Ottawa (Ontario), le 27 juillet 2007
EN PRÉSENCE DE MONSIEUR LE JUGE PHELAN
ENTRE :
et
LE MINISTRE DE LA SÉCURITÉ PUBLIQUE
MOTIFS DU JUGEMENT ET JUGEMENT
I. INTRODUCTION
[1] Le demandeur a allégué qu’il serait exposé au risque de sombrer dans la culture de la drogue en Jamaïque du fait qu’il n’a pas de famille dans ce pays et qu’il pourrait cesser de prendre ses médicaments pour le trouble bipolaire dont il souffre. Il s’agit du contrôle judiciaire de la décision d’ERAR par laquelle la demande de protection du demandeur a été rejetée.
II. CONTEXTE
[2] Le demandeur, âgé de 46 ans, est citoyen de la Jamaïque. Il vit au Canada depuis l’âge de 15 ans et il y est devenu résident permanent en 1978.

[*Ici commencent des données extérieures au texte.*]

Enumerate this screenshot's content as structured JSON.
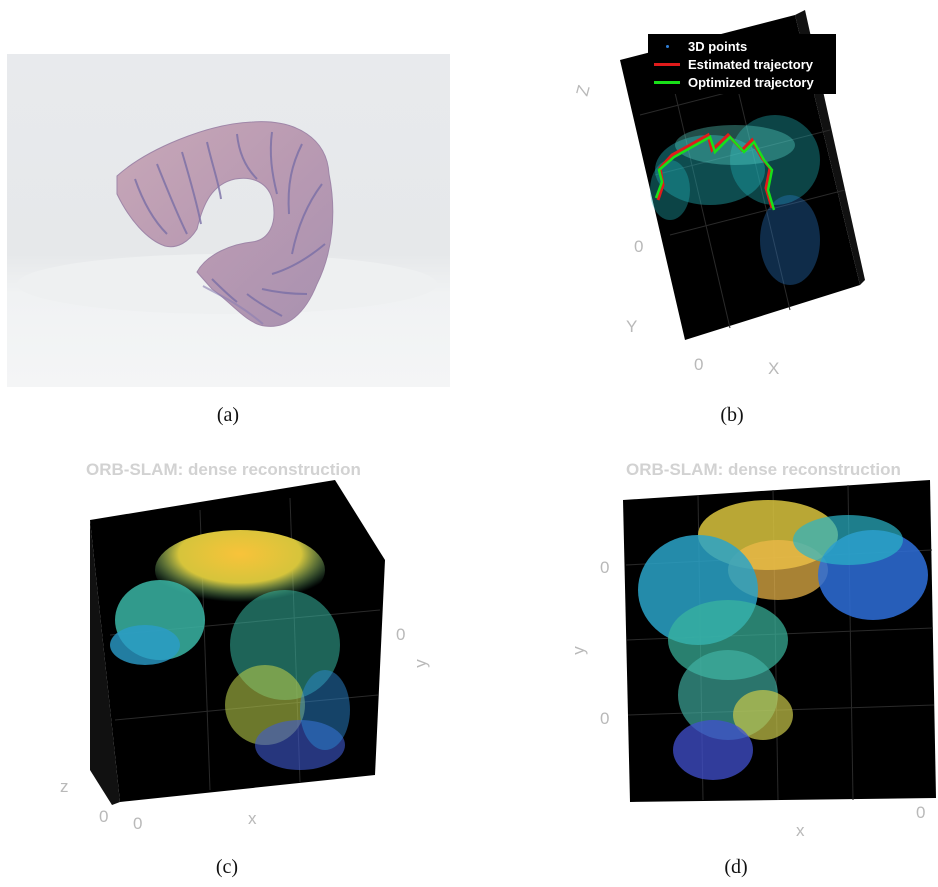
{
  "panels": {
    "a": {
      "caption": "(a)"
    },
    "b": {
      "caption": "(b)",
      "legend": [
        {
          "label": "3D points",
          "color": "#2f7fd8",
          "kind": "dot"
        },
        {
          "label": "Estimated trajectory",
          "color": "#e01b1b",
          "kind": "line"
        },
        {
          "label": "Optimized trajectory",
          "color": "#19e019",
          "kind": "line"
        }
      ],
      "axes": {
        "z_label": "Z",
        "y_label": "Y",
        "x_label": "X",
        "tick_z0": "0",
        "tick_x0": "0"
      }
    },
    "c": {
      "caption": "(c)",
      "title": "ORB-SLAM: dense reconstruction",
      "axes": {
        "y_label": "y",
        "x_label": "x",
        "z_label": "z",
        "tick_y0": "0",
        "tick_z0": "0",
        "tick_x0": "0"
      }
    },
    "d": {
      "caption": "(d)",
      "title": "ORB-SLAM: dense reconstruction",
      "axes": {
        "y_label": "y",
        "x_label": "x",
        "tick_y_top": "0",
        "tick_y_bottom": "0",
        "tick_x0": "0"
      }
    }
  }
}
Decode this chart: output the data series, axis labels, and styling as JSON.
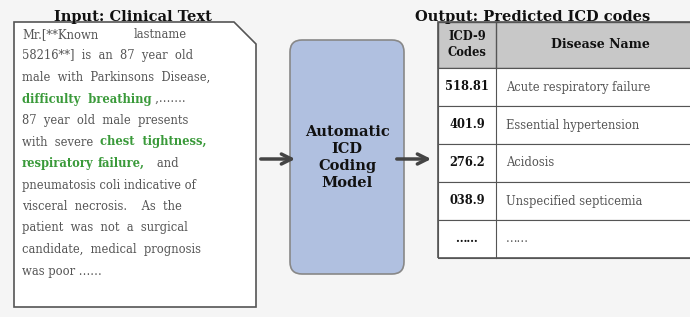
{
  "title_left": "Input: Clinical Text",
  "title_right": "Output: Predicted ICD codes",
  "bg_color": "#f5f5f5",
  "text_box_bg": "#ffffff",
  "model_box_color": "#b0c0e0",
  "model_box_edge": "#888888",
  "table_header_bg": "#c8c8c8",
  "table_row_bg": "#ffffff",
  "green_color": "#3a9a3a",
  "gray_text": "#555555",
  "black_text": "#111111",
  "border_color": "#555555",
  "box_label_lines": [
    "Automatic",
    "ICD",
    "Coding",
    "Model"
  ],
  "table_header": [
    "ICD-9\nCodes",
    "Disease Name"
  ],
  "table_rows": [
    [
      "518.81",
      "Acute respiratory failure"
    ],
    [
      "401.9",
      "Essential hypertension"
    ],
    [
      "276.2",
      "Acidosis"
    ],
    [
      "038.9",
      "Unspecified septicemia"
    ],
    [
      "……",
      "……"
    ]
  ]
}
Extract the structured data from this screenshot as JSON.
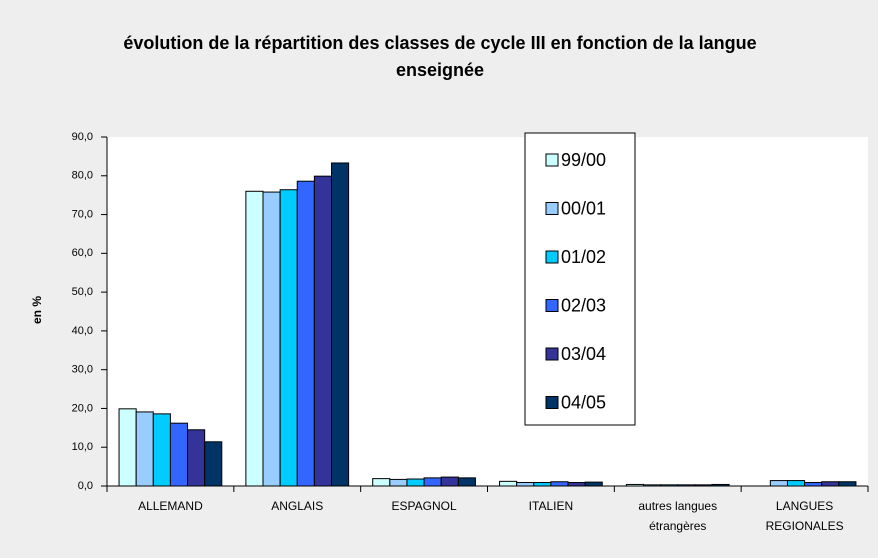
{
  "chart_data": {
    "type": "bar",
    "title": "évolution de la répartition des classes de cycle III en fonction de la langue enseignée",
    "y_label": "en %",
    "categories": [
      "ALLEMAND",
      "ANGLAIS",
      "ESPAGNOL",
      "ITALIEN",
      "autres langues étrangères",
      "LANGUES REGIONALES"
    ],
    "series": [
      {
        "name": "99/00",
        "color": "#ccffff",
        "values": [
          19.9,
          76.0,
          1.9,
          1.2,
          0.4,
          0
        ]
      },
      {
        "name": "00/01",
        "color": "#99ccff",
        "values": [
          19.1,
          75.8,
          1.7,
          0.9,
          0.3,
          1.4
        ]
      },
      {
        "name": "01/02",
        "color": "#00ccff",
        "values": [
          18.6,
          76.4,
          1.8,
          0.9,
          0.3,
          1.4
        ]
      },
      {
        "name": "02/03",
        "color": "#3366ff",
        "values": [
          16.2,
          78.6,
          2.1,
          1.1,
          0.3,
          0.9
        ]
      },
      {
        "name": "03/04",
        "color": "#333399",
        "values": [
          14.5,
          79.9,
          2.3,
          0.9,
          0.3,
          1.1
        ]
      },
      {
        "name": "04/05",
        "color": "#003366",
        "values": [
          11.4,
          83.3,
          2.1,
          1.0,
          0.4,
          1.1
        ]
      }
    ],
    "ylim": [
      0,
      90
    ],
    "yticks": [
      {
        "value": 0,
        "label": "0,0"
      },
      {
        "value": 10,
        "label": "10,0"
      },
      {
        "value": 20,
        "label": "20,0"
      },
      {
        "value": 30,
        "label": "30,0"
      },
      {
        "value": 40,
        "label": "40,0"
      },
      {
        "value": 50,
        "label": "50,0"
      },
      {
        "value": 60,
        "label": "60,0"
      },
      {
        "value": 70,
        "label": "70,0"
      },
      {
        "value": 80,
        "label": "80,0"
      },
      {
        "value": 90,
        "label": "90,0"
      }
    ],
    "grid": false
  }
}
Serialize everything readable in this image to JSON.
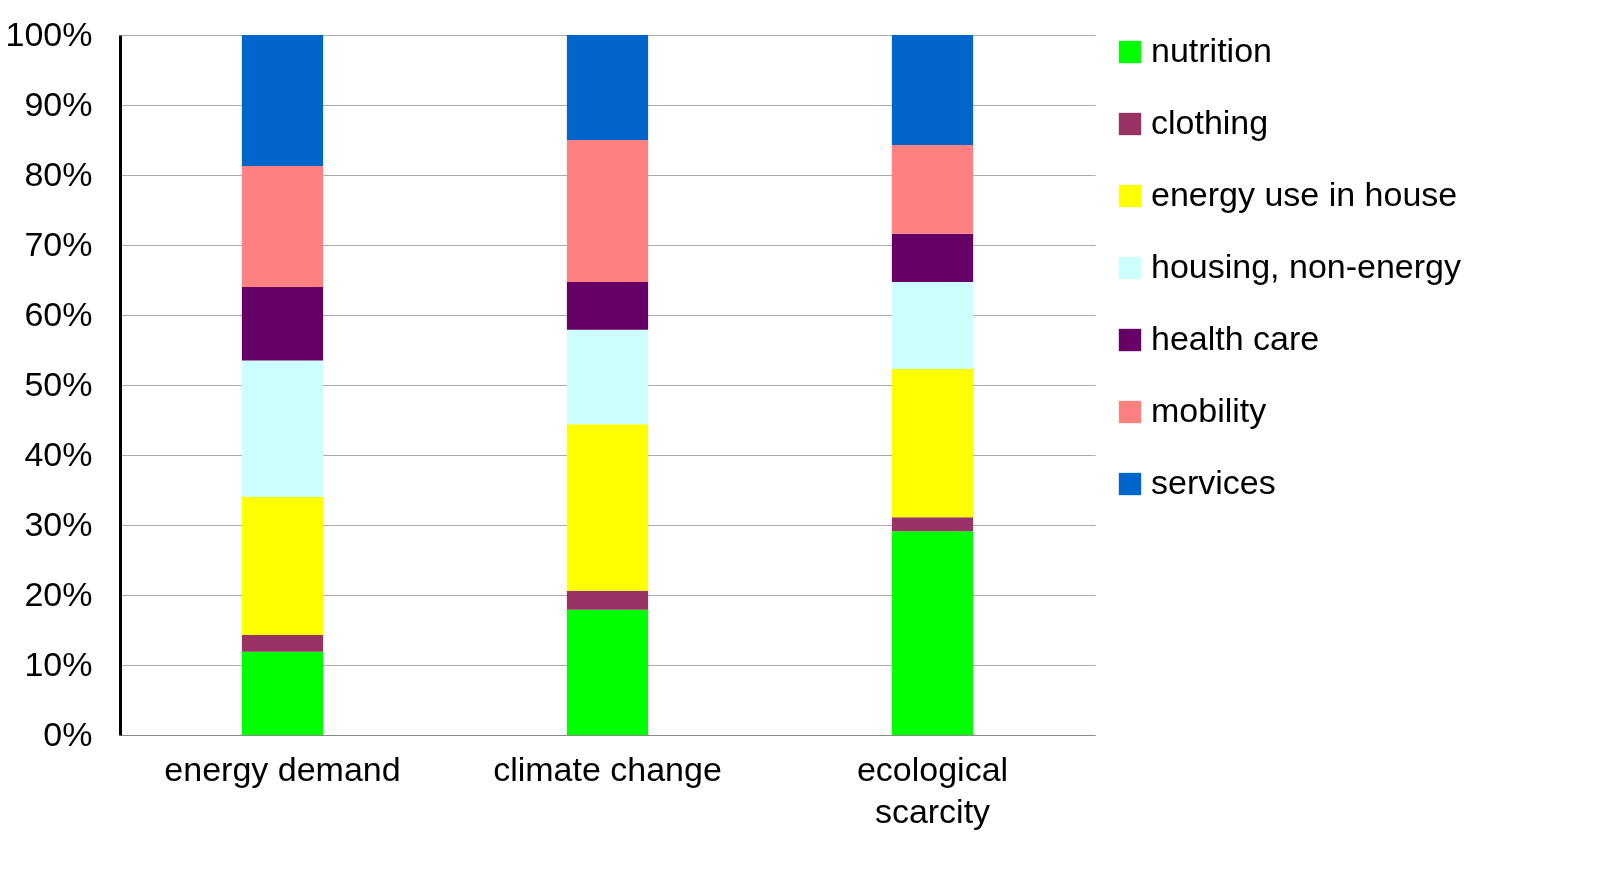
{
  "chart_data": {
    "type": "bar",
    "stacked": true,
    "categories": [
      "energy demand",
      "climate change",
      "ecological scarcity"
    ],
    "series": [
      {
        "name": "nutrition",
        "color": "#00ff00",
        "values": [
          11.9,
          17.9,
          29.1
        ]
      },
      {
        "name": "clothing",
        "color": "#993366",
        "values": [
          2.4,
          2.7,
          2.0
        ]
      },
      {
        "name": "energy use in house",
        "color": "#ffff00",
        "values": [
          19.7,
          23.8,
          21.2
        ]
      },
      {
        "name": "housing, non-energy",
        "color": "#ccffff",
        "values": [
          19.5,
          13.5,
          12.4
        ]
      },
      {
        "name": "health care",
        "color": "#660066",
        "values": [
          10.5,
          6.8,
          6.9
        ]
      },
      {
        "name": "mobility",
        "color": "#ff8080",
        "values": [
          17.3,
          20.3,
          12.7
        ]
      },
      {
        "name": "services",
        "color": "#0066cc",
        "values": [
          18.7,
          15.0,
          15.7
        ]
      }
    ],
    "ylim": [
      0,
      100
    ],
    "yticks": [
      {
        "value": 0,
        "label": "0%"
      },
      {
        "value": 10,
        "label": "10%"
      },
      {
        "value": 20,
        "label": "20%"
      },
      {
        "value": 30,
        "label": "30%"
      },
      {
        "value": 40,
        "label": "40%"
      },
      {
        "value": 50,
        "label": "50%"
      },
      {
        "value": 60,
        "label": "60%"
      },
      {
        "value": 70,
        "label": "70%"
      },
      {
        "value": 80,
        "label": "80%"
      },
      {
        "value": 90,
        "label": "90%"
      },
      {
        "value": 100,
        "label": "100%"
      }
    ],
    "grid": "y",
    "legend": "right"
  }
}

[3] M. Beaumont souffre d’un trouble bipolaire et de schizophrénie par suite de blessures subies lors d’un accident de la route. Il a allégué avoir besoin de sa famille pour l’aider à prendre soin de sa santé mentale et pour surmonter sa dépendance au crack et à l’héroïne.
[4] Le demandeur a été déclaré coupable de nombreuses infractions dans les années 1980, mais il n’a pas été expulsé du pays parce qu’il faisait l’objet de sursis et de réexamens. Il a récemment été déclaré coupable de trafic de drogue et doit être expulsé.
[5] En plus de sa crainte de sombrer dans la culture de la drogue en Jamaïque, le demandeur allègue aussi qu’il serait exposé au risque d’adopter une conduite antisociale et de causer des préjudices physique et moral, qu’il serait envoyé en prison et agressé sexuellement.
[6] L’agent d’ERAR a rejeté la demande du demandeur au motif que ses arguments étaient hypothétiques. Le risque qu’il sombre dans la culture de la drogue n’est pas un risque défini aux articles 96 ou 97 de la Loi sur l’immigration et la protection des réfugiés (la Loi).
[7] Pour ce qui est de l’état mental du demandeur, la preuve révèle qu’il arrive à bien se comporter tant et aussi longtemps qu’il prend ses médicaments, mais qu’il se met à consommer dès qu’il cesse de les prendre.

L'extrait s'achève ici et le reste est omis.